Extra Credit: Using foldr to define inserts and sorted? (20 points)

This problem is optional. You should only attempt it after completing all the other problems.

As noted in Problem 5, it is challenging to define inserts and sorted in terms of foldr, but it turns out that it is stil possible to do this.

  1. (8 points) Using foldr, define a function inserts-foldr that is an alternative implementation of the inserts function from Probem 5.

     > (inserts-foldr 3 (list 5 7 1))
 '((3 5 7 1) (5 3 7 1) (5 7 3 1) (5 7 1 3))
 > (inserts-foldr 3 (list 7 1))
 '((3 7 1) (7 3 1) ( 7 1 3))
 > (inserts-foldr 3 (list 1))
 '((3 1) (1 3))
 > (inserts-foldr 3 null)
 '((3))
 > (inserts-foldr 3 (list 5 3 1))
 '((3 5 3 1) (5 3 3 1) (5 3 3 1) (5 3 1 3))

    Note:

    • Your definition should have exactly this pattern:

      (define (inserts-foldr x ys)
  (foldr {binary-combiner} {null-value} ys))

    • You may use map-cons in your binary-combiner function.

  2. (12 points) Using foldr, define a function sorted-foldr? that is an alternative implementation of the sorted? function from Problem 5.

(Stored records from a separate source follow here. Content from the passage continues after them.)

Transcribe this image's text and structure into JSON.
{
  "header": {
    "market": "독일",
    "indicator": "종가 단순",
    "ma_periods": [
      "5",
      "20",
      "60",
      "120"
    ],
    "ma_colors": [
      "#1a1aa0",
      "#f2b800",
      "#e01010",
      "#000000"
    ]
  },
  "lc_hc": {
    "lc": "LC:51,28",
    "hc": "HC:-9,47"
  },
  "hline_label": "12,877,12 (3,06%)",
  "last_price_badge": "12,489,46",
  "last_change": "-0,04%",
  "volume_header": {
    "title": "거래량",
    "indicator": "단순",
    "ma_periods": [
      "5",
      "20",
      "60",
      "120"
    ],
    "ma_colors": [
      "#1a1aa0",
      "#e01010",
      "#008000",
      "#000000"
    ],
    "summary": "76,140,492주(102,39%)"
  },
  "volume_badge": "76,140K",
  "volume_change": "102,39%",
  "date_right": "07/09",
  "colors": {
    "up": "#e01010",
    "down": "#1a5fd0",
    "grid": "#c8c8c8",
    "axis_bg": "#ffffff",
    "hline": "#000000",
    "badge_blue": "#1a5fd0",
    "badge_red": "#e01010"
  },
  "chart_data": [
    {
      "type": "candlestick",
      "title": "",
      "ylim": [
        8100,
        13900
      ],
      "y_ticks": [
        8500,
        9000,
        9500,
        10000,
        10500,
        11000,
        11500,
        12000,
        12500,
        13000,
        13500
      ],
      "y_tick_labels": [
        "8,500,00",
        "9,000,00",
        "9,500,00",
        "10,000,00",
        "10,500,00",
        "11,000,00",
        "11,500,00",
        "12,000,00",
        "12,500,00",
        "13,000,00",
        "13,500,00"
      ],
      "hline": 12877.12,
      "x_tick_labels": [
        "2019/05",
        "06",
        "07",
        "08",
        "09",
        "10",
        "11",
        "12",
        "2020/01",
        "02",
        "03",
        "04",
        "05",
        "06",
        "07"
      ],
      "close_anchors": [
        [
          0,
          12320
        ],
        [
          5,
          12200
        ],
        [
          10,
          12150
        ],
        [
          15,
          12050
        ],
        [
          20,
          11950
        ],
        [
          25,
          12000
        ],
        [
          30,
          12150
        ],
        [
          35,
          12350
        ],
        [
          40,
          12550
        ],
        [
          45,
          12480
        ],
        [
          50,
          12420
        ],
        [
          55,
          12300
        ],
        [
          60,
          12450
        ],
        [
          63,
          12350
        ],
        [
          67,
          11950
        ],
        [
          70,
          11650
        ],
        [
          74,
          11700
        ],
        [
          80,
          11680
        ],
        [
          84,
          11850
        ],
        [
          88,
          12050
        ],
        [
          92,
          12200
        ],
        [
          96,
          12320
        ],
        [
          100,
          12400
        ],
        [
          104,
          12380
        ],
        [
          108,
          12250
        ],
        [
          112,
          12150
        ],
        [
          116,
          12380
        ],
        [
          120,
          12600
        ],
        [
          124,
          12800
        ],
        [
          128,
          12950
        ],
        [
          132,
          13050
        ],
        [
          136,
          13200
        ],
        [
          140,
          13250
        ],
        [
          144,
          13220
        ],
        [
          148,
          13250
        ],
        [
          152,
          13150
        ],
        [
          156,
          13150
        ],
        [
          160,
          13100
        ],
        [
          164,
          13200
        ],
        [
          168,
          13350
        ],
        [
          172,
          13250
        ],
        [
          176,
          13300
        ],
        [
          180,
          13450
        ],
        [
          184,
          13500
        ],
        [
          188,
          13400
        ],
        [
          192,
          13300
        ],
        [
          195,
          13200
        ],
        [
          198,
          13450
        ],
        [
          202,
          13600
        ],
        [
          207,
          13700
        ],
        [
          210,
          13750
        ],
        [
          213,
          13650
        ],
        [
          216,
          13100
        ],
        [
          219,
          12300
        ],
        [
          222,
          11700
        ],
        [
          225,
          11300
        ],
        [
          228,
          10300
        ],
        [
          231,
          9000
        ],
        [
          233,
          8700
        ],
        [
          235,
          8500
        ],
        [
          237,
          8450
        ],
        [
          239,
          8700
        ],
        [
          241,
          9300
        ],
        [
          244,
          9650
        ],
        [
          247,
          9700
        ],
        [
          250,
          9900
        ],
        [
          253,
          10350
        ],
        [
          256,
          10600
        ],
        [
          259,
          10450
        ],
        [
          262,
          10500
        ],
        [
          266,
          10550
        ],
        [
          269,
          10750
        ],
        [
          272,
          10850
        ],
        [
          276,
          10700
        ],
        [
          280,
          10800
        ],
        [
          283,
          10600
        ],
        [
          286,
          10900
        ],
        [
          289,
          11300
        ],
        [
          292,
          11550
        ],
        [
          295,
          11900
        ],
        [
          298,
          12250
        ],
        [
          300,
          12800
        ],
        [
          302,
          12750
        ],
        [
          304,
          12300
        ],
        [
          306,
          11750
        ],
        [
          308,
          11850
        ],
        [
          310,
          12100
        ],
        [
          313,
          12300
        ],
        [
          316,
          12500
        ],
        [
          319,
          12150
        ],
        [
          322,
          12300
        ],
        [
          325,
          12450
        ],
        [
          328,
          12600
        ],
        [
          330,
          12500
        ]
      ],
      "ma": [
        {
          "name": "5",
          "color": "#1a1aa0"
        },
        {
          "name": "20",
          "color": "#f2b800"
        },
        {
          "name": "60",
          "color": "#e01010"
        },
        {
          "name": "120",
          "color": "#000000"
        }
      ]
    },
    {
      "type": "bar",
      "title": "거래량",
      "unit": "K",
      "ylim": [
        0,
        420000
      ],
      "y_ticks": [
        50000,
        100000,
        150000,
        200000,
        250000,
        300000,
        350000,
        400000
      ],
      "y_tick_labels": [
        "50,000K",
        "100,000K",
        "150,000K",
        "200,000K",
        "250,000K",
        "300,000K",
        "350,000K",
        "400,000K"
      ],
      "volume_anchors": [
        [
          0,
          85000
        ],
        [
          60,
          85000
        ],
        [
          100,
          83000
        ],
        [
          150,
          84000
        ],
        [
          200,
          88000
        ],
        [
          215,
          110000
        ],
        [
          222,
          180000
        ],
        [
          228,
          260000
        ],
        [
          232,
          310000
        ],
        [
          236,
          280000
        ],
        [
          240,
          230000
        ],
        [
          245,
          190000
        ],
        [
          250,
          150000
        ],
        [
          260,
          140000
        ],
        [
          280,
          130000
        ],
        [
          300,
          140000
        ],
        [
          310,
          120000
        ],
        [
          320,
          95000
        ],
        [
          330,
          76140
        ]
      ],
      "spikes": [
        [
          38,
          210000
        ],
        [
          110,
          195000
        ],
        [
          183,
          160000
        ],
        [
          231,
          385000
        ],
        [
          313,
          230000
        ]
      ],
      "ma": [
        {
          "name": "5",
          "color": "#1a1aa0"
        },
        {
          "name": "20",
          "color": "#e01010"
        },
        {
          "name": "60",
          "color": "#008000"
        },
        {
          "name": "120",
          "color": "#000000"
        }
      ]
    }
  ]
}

     > (sorted-foldr? (list 7 4 2 5 4 6))
 #f
 > (sorted-foldr? (list 2 3 3 5 6 7))
 #t
 > (sorted-foldr? (list 2))
 #t
 > (sorted-foldr? (list))
 #t

    Note:

    • Your definition should have exactly this pattern:

      (define (inserts-foldr x ys)
    (cdr (foldr {binary-combiner} (cons {null-value1} {null-value2}) ys)))

      The idea is to accumulate a pair of (1) the first element of the rest of the list (or #f if there is none) and (2) a boolean indicating whether the rest of the list is sorted.